Having dead reference is not the end of the world if you plan to scale back up later.
x
the rebalance operations put the segments back on my dead servers
and i can’t drop the dead servers because
Copy code
{
  "code": 409,
  "error": "Failed to drop instance Server_pinot-server-1.pinot-server-headless.pinot.svc.cluster.local_8098 - Instance Server_pinot-server-1.pinot-server-headless.pinot.svc.cluster.local_8098 exists in ideal state for events-10-partitions_OFFLINE"
}
am i missing something here?
d
Sounds like cleaning dead references from the ideal state is a prerequisite to rebalance.
x
its not obvious to me which api i should use to clean dead references
so i saw is that IdealState is a helix concept, and i can probably update the zookeeper znode that stores the idealstate to remove the dead servers. is this the recommended way?

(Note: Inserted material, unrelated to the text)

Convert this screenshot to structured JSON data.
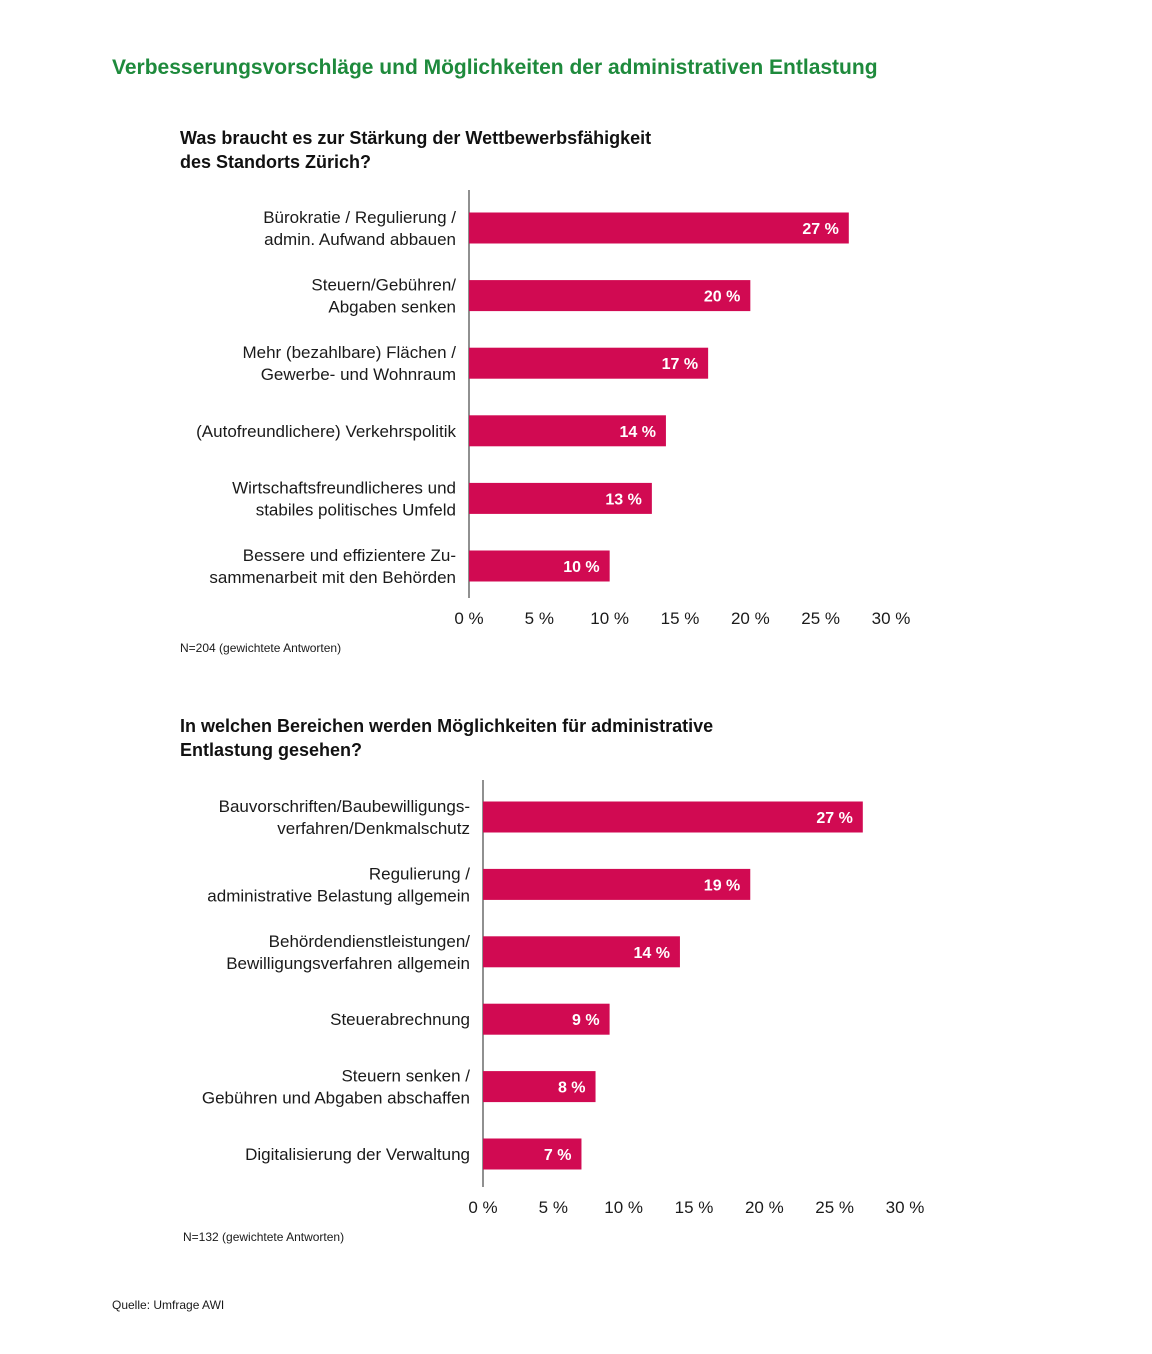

alright so what it took was for me to 1. update (remove) the tags of the dead servers/brokers so that they are no longer tagged to a tenant 2. rebalance the segments thanks @Daniel Lavoie!
@Daniel Lavoie would it be useful if i updated the doc here? https://docs.pinot.apache.org/basics/getting-started/frequent-questions/pinot-on-kubernetes-faq or do you think that the notes on capacity changes here: https://docs.pinot.apache.org/operators/operating-pinot/rebalance/rebalance-brokers#capacity-changes would be sufficient?
k
@xtrntr to me it seems like latter would be a good place to add this information but will let @Daniel Lavoie also chime in. Thanks for helping with documentation update.